37signals gets a lot of flack in blog comments and elsewhere from people who probably aren’t as good, and likely have serious self-esteem issues. I disagree with the haters in all cases. The 37signals folks almost always say exactly what I meant, only better and to a much larger audience. A fun thing they’ve begun doing on their Signals vs. Noise weblog is to post some of the highlights of recent Campfire conversations. It’s another good idea I’ll probably copy here.

And speaking of copying…

One of the Campfire items mentioned was a reaction by Jamis Buck to someone suggesting that developing Basecamp was easy…

A forum poster wrote, “We might just use one of our coders and designer to make a clone of this project manager to be used on our own servers. It would just save us the hassle.” Jamis: “hahahayah, just whip out basecamp in an afternoonhow hard could it be?”

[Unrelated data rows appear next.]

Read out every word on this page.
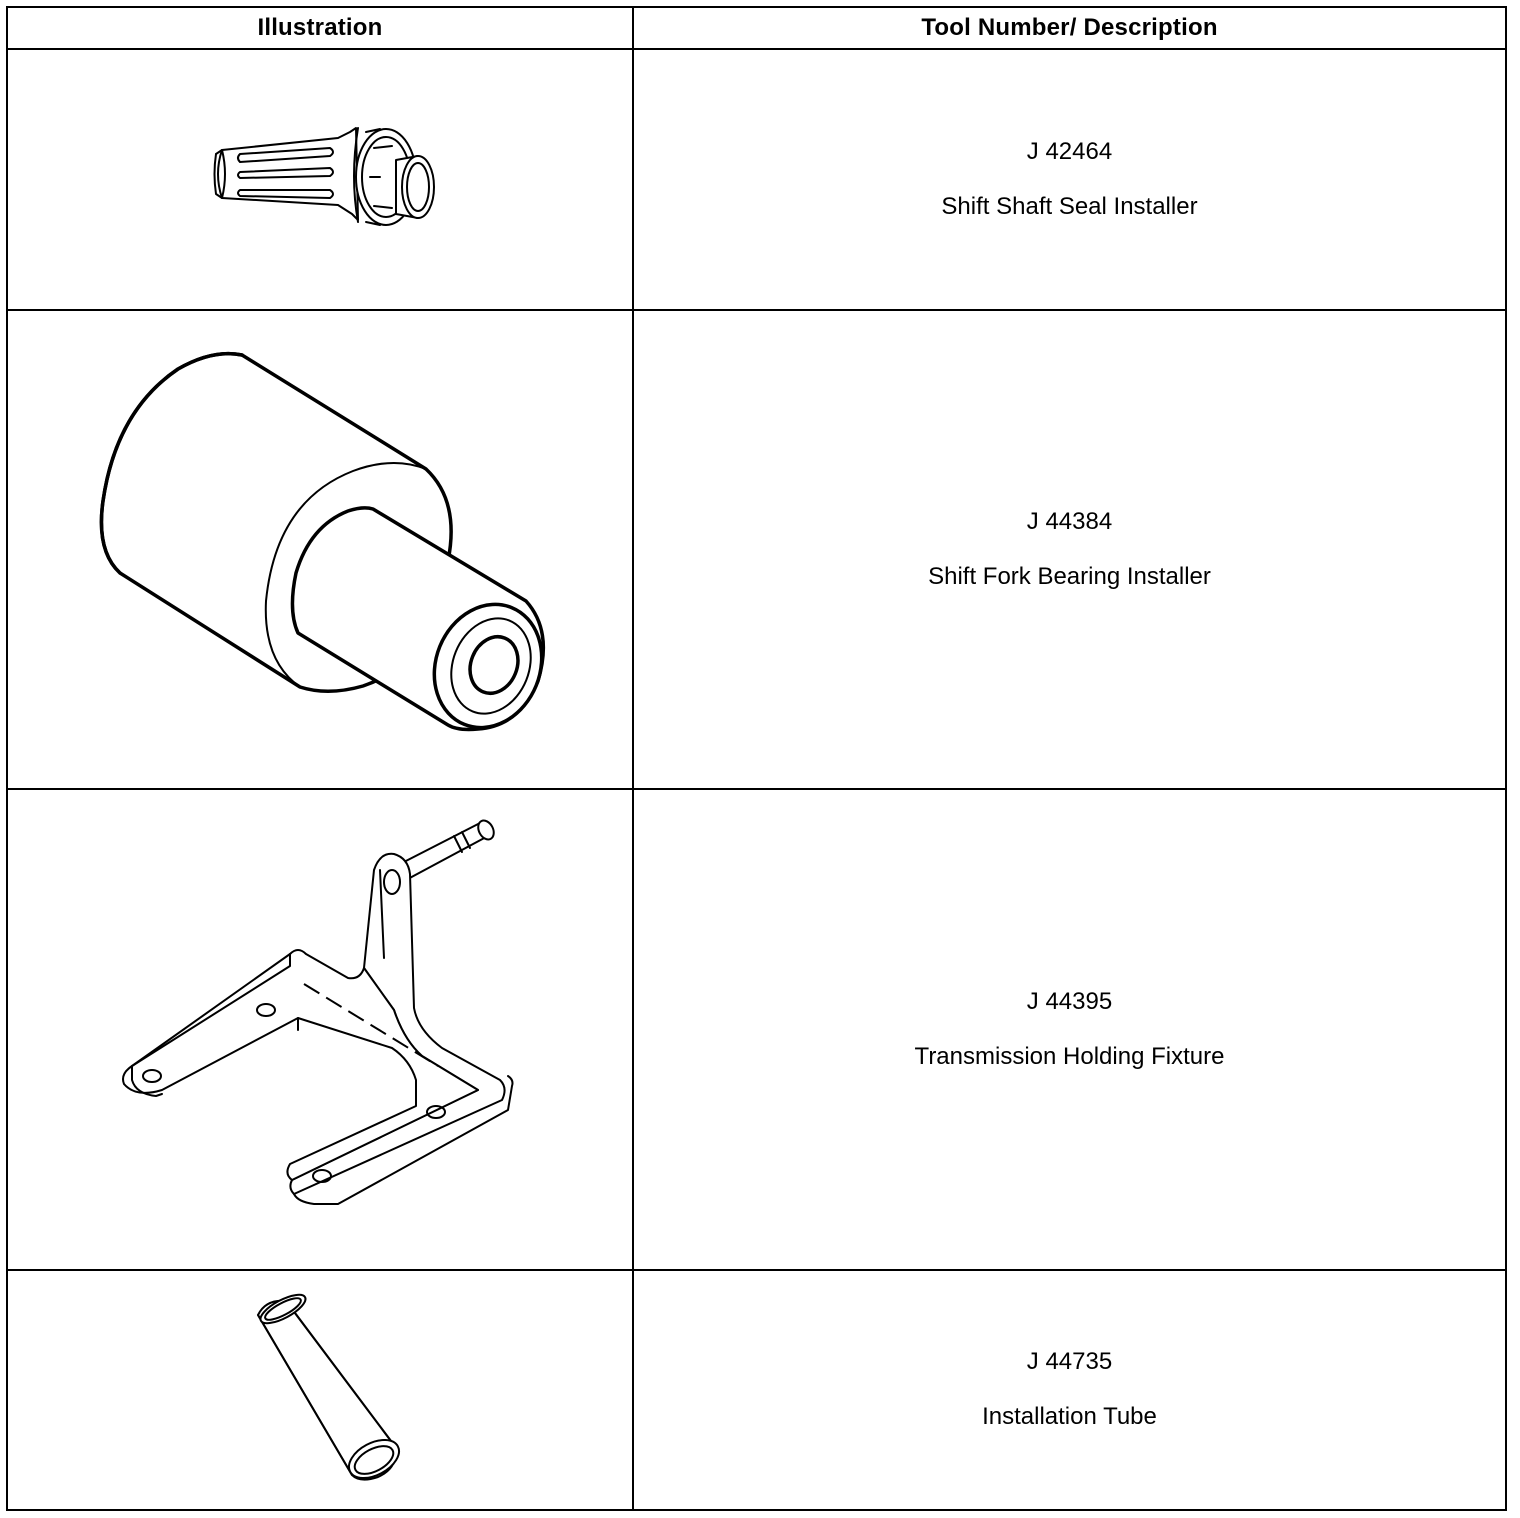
Illustration	Tool Number/ Description

J 42464
Shift Shaft Seal Installer

J 44384
Shift Fork Bearing Installer

J 44395
Transmission Holding Fixture

J 44735
Installation Tube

When Basecamp first lauched I was immediately in love. It was just so damn simple! We were using an Issue Management System I wrote in ColdFusion back in 1997 and it was showing its age. Before signing up, I wanted to take it for a few laps. Overall, Basecamp was perfect. There were, however, some critical (for us) features missing or implemented in a way I didn’t care for (File uploads, inline image display and notifications, to name a few). So, I set about to culling the best ideas from Basecamp and writing my own version of it for internal use. This was on a Friday evening. Monday morning **I had built 80% of the existing Basecamp feature set**, and added inline attachments, configurable permissions, better To-dos and a nifty email notification system – in three days and in PHP no less! (Let’s pretend for a moment that I didn’t spend the next week or two tweaking and debugging. I did say 80% right?)

Was I able to do this because programming is easy? Nope, it’s hard – at least doing it well is hard. Was it because I’m a programming genius? Nope, I’ve seen Jamis' code and he’s a far far better programmer than I’ll ever be. The reason I could do it is that 37signals had done the truly hard part – _designing the damn thing_. I don’t mean visual design, but interaction design. The way they planned features and implemented the majority of them was (and is) brilliant. What they knew to leave out was even more so.